ABOVE PHOTO:  Rev. Dr. Martin Luther King

This year’s Martin Luther King Day was a celebration of King the Dreamer and King the Activist.

By Denise Clay

For many of the history books, the story of the Rev. Dr. Martin Luther King starts at the “I Have A Dream” Speech and the March on Washington and ends at his assassination in April 1968 without a whole lot of study about his life in between.

But while those two events were significant, the emphasis on them ignores the King that spoke out against the Military Industrial Complex, demanded the full power of the vote for everyone and championed economic justice as a way of gaining true economic equality.

It was the King that the history books don’t discuss all that much that took center stage during Monday’s observance of the Martin Luther King Day of Service.

From volunteer projects at Girard College focused on the right to vote and how important it is for everyone to have access to it to a march for economic justice, better schools and an end to police brutality, the King who understood that his dream of an America where skin color takes a backseat to character was memorialized.

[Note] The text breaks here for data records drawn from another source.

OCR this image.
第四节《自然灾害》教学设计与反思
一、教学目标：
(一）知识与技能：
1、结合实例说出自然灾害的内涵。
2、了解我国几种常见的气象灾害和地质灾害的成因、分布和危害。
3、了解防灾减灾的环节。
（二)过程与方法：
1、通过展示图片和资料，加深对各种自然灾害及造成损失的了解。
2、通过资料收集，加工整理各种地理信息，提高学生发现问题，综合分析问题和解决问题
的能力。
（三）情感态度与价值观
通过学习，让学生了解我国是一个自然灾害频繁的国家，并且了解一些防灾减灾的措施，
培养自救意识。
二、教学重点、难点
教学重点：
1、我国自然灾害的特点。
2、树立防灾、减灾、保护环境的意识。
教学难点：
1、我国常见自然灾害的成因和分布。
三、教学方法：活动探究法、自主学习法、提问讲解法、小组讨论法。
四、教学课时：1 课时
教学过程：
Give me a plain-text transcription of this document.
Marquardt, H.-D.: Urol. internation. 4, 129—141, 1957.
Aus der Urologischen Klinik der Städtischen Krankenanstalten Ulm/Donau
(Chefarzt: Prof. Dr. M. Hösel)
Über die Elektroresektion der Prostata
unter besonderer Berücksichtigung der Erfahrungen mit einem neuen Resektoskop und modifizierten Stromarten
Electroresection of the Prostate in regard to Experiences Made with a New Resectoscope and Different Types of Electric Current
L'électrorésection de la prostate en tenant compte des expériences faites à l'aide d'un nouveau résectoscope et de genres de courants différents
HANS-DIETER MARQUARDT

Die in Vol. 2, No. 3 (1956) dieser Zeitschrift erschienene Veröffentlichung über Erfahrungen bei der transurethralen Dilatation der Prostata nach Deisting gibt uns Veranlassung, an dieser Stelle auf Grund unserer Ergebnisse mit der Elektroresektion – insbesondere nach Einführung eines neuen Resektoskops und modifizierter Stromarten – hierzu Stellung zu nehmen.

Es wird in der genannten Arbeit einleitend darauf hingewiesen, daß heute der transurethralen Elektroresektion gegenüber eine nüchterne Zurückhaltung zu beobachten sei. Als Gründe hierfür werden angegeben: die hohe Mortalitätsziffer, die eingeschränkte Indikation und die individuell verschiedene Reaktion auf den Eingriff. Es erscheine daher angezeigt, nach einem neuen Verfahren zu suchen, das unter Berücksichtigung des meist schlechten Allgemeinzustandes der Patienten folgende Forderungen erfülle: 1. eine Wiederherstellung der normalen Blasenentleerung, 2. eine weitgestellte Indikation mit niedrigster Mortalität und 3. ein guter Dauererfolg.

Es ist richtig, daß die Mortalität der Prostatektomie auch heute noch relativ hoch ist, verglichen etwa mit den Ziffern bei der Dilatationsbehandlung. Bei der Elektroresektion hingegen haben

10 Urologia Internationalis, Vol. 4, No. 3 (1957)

For the sixth year in a row, this year’s signature project for the Greater Martin Luther King Day of Service was held at Girard College in North Philadelphia. This year’s projects focused on the 50th Anniversary of the Voting Rights Act of 1965 and included volunteers such as Mayor Michael Nutter and Sen. Bob Casey helping people to register to vote, making sure you know who your elected officials are, and creating signs in the various languages spoken in Philadelphia that will be placed at polling places where English is a second language to let people know where they can vote.

With the assaults that the Voting Rights Act has taken in recent years, it’s more important than ever for people to know their rights, said Todd Bernstein, president of Global Citizen and founder of the Martin Luther King Day of Service.

“We are celebrating the law that legally reversed racial discrimination in voting,” Bernstein said. “However, since then provisions of the Voting Rights Act have been reversed and continue to be challenged around the nation. As we mark this important anniversary, we must find ways of encouraging voter participation, not reducing it.”

Among those ways to encourage participation was a training session for language interpreters put together by the Philadelphia City Commissioners, the people responsible for how the city votes, Bernstein said.

In addition to the signature project, which focused on voting rights, King’s desire for economic justice was addressed at the Jobs and Opportunity Fair, also held at Girard College. Workshops on resume writing, interviewing, starting a small business and employment for military veterans and ex-offenders and the chance to apply for jobs with Temple University, Target, CVS Health and the City of Philadelphia were just some of the things that participants in the fair were able to access.

But as afternoon turned into evening, thousands gathered at the School District of Philadelphia’s headquarters at 440 N. Broad Street to demand better schools, economic justice and an end to police brutality as part of the MLK DARE (Day of Action, Resistance and Empowerment) Coalition’s march.

Marchers headed down Broad Street toward City Hall and walked down Market Street to the Independence Visitors Center at 6th and Market for a rally that featured advocates for education, economic justice and police reform demanding that American finally cover the Blank Check that King talked about.

With Independence Mall and the President’s House, a memorial to President George Washington’s slaves, in the background, a call for justice was issued by a group of speakers that included Avenging the Ancestors Coalition founder Michael Coard, Parents United founder Helen Gym, and members of POWER (Philadelphians Organized to Witness, Empower and Rebuild).